🤖 AI Summary
Existing learned database component benchmarks inadequately capture the diversity of data and workload drift, leading to insufficient evaluation of dynamic adaptability. This paper introduces NeurBench—the first benchmark suite supporting quantifiable, controllable, multi-type drift. Its core innovations are: (1) a unified “drift factor” that formally characterizes concept drift, distribution drift, and workload rhythm drift; (2) a drift-aware data and workload generation framework that enables precise, synthetic drift modeling while preserving real-world relevance; and (3) systematic robustness evaluation of query optimizers, indexes, and concurrency control mechanisms under identical experimental conditions.

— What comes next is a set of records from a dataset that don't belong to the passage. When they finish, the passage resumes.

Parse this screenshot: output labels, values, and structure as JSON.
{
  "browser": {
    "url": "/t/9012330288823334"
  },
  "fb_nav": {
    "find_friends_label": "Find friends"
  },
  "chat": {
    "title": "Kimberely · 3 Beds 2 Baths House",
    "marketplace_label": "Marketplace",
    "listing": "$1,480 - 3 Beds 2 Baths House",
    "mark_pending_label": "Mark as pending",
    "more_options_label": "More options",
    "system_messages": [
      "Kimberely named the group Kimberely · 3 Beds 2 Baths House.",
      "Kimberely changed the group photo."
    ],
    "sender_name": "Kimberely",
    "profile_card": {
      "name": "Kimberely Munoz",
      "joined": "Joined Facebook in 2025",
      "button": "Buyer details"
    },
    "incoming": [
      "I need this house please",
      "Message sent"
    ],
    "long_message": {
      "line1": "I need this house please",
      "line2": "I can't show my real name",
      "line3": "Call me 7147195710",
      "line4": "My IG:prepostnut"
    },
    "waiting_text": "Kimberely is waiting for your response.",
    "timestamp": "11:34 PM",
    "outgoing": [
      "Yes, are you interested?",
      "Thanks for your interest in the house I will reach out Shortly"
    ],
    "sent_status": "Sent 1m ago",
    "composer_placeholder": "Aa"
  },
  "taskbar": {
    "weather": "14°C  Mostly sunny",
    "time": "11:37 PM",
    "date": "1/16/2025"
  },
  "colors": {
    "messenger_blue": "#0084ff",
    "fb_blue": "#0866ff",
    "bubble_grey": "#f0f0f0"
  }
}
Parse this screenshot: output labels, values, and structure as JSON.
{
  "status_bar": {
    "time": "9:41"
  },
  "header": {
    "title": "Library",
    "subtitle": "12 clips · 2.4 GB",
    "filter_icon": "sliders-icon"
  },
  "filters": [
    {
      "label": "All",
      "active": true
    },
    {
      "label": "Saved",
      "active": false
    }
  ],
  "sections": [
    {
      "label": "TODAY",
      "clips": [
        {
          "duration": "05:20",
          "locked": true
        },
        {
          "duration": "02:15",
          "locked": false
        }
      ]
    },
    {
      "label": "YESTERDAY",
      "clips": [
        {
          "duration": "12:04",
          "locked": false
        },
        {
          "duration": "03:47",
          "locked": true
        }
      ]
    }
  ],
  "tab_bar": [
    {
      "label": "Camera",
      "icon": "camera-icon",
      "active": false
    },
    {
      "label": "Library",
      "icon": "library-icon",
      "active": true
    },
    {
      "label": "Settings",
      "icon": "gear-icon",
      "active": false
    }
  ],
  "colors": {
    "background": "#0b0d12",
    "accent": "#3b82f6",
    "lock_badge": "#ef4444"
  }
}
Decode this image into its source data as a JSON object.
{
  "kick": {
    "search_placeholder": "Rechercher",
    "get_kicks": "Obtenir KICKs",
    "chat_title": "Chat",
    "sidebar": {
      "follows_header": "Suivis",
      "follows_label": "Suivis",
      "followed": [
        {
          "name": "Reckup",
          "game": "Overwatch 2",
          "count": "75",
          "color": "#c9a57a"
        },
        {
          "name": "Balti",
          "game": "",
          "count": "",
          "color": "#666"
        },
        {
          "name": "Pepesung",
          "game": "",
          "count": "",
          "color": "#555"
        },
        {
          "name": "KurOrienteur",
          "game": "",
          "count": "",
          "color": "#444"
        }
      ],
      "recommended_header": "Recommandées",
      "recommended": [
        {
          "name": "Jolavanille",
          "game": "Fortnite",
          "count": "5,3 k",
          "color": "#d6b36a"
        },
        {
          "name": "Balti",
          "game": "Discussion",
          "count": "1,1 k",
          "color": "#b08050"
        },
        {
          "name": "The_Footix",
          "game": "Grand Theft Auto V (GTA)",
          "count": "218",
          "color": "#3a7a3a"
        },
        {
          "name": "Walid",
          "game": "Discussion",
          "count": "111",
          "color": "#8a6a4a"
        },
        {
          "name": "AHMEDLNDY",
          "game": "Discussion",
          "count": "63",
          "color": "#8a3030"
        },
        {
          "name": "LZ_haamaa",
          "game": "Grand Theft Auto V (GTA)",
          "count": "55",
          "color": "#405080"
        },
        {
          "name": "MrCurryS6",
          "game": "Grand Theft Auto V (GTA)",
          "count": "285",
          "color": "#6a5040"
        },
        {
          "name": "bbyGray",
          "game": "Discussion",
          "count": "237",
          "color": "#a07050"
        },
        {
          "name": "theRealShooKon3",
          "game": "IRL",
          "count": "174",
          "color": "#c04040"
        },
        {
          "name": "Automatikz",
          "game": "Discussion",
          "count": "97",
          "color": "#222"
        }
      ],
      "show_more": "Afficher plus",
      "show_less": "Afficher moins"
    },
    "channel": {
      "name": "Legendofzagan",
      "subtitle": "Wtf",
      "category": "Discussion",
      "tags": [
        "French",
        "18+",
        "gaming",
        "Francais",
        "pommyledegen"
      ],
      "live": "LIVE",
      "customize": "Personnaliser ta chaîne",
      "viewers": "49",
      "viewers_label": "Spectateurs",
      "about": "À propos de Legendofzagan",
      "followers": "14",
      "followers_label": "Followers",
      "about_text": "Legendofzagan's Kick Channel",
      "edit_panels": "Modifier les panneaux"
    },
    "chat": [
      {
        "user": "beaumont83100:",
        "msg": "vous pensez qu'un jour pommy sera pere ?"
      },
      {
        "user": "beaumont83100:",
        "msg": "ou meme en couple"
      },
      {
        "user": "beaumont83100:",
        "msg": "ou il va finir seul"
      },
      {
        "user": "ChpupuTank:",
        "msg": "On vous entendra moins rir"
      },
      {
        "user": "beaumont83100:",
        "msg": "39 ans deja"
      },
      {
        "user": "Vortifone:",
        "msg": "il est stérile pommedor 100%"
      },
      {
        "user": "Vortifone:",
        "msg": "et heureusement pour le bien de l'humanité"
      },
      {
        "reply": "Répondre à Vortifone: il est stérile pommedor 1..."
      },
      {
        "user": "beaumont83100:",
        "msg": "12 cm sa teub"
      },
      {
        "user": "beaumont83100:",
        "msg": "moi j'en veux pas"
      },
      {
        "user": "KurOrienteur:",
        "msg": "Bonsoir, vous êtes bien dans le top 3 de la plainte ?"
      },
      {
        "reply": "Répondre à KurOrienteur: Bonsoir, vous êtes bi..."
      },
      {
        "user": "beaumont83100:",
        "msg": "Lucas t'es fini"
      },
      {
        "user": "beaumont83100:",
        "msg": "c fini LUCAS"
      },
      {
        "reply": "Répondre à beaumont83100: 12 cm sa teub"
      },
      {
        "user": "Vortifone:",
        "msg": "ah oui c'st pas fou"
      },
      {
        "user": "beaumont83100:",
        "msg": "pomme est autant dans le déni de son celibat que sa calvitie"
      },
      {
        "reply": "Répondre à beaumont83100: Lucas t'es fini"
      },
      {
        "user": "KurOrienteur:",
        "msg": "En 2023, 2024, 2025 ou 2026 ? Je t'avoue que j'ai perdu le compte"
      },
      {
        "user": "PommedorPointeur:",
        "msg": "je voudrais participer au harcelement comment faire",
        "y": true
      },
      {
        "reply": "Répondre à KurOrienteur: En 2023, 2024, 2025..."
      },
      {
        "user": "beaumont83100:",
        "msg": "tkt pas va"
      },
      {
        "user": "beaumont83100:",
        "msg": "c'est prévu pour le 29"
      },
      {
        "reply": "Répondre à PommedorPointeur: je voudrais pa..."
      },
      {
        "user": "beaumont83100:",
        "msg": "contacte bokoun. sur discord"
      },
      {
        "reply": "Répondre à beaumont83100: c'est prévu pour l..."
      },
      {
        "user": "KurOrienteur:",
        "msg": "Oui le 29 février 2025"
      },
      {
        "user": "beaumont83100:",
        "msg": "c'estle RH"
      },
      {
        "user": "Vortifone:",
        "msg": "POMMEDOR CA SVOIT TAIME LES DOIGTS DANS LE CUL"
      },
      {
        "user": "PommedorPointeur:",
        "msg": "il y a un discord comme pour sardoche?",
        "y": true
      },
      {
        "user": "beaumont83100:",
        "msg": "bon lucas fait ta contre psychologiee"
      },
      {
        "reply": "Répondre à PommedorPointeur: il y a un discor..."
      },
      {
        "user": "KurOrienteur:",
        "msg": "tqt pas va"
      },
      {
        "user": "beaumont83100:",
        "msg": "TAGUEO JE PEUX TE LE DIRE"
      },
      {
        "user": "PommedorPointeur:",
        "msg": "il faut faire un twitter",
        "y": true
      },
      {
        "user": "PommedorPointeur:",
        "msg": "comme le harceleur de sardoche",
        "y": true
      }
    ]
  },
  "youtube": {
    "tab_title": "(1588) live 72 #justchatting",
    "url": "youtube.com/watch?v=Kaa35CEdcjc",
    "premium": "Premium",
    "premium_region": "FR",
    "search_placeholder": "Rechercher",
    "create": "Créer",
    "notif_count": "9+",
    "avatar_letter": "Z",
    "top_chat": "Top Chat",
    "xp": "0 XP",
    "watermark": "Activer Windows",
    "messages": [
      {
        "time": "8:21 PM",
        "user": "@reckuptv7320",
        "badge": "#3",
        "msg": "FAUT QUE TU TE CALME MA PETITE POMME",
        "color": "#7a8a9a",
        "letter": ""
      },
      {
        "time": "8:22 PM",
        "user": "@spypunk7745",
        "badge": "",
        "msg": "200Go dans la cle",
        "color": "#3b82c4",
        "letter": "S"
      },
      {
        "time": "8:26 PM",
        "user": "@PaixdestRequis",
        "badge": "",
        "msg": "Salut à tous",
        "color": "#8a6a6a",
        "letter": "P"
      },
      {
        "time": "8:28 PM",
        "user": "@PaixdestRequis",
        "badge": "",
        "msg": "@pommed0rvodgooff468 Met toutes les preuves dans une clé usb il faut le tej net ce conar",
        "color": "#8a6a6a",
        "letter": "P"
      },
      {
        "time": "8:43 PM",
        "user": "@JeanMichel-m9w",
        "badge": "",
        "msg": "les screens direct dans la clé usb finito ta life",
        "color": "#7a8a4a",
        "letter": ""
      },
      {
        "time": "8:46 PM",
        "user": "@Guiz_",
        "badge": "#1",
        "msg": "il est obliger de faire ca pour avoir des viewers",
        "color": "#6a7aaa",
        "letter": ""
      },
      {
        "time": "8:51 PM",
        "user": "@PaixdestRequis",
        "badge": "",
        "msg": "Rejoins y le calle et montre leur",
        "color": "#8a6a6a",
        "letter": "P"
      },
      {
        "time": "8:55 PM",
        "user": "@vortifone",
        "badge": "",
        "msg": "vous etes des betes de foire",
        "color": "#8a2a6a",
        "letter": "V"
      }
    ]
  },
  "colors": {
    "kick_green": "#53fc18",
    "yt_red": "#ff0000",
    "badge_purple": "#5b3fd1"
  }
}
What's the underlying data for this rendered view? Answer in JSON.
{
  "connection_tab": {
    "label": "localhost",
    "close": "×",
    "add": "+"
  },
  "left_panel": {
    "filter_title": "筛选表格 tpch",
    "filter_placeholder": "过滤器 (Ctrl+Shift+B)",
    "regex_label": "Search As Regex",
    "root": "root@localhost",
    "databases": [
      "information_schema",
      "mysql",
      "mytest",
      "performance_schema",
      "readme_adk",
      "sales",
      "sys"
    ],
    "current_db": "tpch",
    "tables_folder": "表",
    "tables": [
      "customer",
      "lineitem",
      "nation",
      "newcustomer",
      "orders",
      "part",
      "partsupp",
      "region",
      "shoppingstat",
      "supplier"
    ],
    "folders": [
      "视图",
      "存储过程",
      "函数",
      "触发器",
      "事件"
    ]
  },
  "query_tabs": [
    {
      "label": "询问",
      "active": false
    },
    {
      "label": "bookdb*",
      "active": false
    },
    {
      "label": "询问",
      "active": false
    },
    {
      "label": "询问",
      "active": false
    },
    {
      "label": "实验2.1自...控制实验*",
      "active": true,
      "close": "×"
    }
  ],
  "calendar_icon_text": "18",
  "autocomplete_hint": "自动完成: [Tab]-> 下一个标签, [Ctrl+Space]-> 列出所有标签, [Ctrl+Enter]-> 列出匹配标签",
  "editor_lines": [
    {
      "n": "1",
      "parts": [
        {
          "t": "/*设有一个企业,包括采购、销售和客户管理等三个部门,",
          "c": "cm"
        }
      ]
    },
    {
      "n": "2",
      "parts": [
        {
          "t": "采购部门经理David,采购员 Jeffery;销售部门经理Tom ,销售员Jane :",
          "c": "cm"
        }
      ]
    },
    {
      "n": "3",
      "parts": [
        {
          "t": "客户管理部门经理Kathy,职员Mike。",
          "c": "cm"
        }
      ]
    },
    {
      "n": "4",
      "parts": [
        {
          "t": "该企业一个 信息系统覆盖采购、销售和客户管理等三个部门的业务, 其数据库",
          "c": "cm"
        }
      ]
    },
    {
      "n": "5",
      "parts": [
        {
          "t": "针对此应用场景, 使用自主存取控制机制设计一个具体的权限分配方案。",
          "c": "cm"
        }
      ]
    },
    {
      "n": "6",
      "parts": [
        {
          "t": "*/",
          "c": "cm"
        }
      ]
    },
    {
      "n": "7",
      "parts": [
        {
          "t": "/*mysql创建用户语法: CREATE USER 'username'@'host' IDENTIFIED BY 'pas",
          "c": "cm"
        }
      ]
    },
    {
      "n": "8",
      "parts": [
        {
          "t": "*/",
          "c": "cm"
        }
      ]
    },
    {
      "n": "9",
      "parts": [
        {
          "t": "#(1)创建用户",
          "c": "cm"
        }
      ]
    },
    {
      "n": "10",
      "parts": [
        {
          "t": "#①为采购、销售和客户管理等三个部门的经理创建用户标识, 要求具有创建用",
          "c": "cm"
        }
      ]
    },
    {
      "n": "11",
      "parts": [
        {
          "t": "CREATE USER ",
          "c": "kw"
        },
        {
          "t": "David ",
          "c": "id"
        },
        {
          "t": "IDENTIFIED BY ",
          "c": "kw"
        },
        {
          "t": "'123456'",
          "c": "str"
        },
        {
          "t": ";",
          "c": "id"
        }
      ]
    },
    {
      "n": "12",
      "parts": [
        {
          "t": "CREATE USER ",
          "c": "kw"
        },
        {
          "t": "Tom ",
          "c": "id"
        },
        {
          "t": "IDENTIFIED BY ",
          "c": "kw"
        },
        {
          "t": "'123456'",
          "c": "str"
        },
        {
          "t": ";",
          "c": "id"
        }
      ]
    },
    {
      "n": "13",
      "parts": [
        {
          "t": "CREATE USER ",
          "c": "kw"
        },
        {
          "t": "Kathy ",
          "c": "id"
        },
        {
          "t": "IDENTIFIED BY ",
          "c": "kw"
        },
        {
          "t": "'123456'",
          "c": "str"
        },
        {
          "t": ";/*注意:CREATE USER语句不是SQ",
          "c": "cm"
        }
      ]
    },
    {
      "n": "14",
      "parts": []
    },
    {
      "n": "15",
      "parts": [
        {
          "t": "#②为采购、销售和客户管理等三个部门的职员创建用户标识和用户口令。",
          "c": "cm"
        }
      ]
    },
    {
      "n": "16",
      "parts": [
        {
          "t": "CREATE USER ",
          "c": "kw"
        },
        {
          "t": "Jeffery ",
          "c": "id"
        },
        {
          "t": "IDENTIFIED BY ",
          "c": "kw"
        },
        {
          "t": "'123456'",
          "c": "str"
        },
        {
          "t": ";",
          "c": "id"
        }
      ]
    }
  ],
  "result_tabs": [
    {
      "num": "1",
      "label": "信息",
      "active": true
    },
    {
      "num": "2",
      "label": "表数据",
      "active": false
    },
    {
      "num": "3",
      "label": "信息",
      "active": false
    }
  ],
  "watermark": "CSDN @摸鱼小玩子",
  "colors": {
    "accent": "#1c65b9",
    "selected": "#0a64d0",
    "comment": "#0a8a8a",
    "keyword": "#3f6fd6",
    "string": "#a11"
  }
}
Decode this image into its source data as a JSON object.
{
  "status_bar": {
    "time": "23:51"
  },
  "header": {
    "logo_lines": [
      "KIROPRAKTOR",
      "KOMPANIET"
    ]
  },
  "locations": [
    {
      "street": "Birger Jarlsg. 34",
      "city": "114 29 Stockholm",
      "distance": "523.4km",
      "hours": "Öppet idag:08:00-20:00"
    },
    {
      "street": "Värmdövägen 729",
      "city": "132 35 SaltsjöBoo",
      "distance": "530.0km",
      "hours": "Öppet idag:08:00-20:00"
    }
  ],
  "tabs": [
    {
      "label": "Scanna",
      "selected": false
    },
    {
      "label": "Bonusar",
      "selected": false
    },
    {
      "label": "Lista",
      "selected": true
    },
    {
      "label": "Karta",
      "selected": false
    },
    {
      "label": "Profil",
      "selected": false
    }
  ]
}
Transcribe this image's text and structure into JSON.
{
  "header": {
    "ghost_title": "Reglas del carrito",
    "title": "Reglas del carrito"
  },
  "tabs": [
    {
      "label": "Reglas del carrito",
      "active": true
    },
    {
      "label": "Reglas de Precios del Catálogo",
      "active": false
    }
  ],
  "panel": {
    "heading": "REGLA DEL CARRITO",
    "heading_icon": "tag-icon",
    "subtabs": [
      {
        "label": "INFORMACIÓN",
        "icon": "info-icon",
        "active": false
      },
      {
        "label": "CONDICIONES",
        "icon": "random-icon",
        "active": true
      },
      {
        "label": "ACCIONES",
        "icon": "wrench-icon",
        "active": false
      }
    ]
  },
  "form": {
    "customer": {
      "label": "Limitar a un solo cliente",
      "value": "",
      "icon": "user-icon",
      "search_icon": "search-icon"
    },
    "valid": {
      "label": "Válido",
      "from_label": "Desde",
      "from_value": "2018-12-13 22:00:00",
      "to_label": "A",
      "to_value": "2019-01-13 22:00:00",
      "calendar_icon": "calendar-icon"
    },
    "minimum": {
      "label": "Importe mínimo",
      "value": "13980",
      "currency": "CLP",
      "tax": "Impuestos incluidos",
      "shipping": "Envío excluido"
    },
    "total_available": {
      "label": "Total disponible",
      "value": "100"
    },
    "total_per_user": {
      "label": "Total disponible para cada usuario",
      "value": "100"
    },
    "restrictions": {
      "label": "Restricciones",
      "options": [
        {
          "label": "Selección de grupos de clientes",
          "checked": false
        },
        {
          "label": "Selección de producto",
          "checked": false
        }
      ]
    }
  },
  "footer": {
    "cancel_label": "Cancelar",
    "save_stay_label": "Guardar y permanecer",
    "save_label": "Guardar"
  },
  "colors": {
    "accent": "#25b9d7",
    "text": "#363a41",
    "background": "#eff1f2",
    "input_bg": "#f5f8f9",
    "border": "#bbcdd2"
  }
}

Experiments—first of their kind—reveal distinct response mechanisms and performance bottlenecks of state-of-the-art learned components across drift types, providing critical empirical foundations for designing adaptive database systems.
📝 Abstract
Learned database components, which deeply integrate machine learning into their design, have been extensively studied in recent years. Given the dynamism of databases, where data and workloads continuously drift, it is crucial for learned database components to remain effective and efficient in the face of data and workload drift. Adaptability, therefore, is a key factor in assessing their practical applicability. However, existing benchmarks for learned database components either overlook or oversimplify the treatment of data and workload drift, failing to evaluate learned database components across a broad range of drift scenarios. This paper presents NeurBench, a new benchmark suite that applies measurable and controllable data and workload drift to enable systematic performance evaluations of learned database components. We quantify diverse types of drift by introducing a key concept called the drift factor. Building on this formulation, we propose a drift-aware data and workload generation framework that effectively simulates real-world drift while preserving inherent correlations. We employ NeurBench to evaluate state-of-the-art learned query optimizers, learned indexes, and learned concurrency control within a consistent experimental process, providing insights into their performance under diverse data and workload drift scenarios.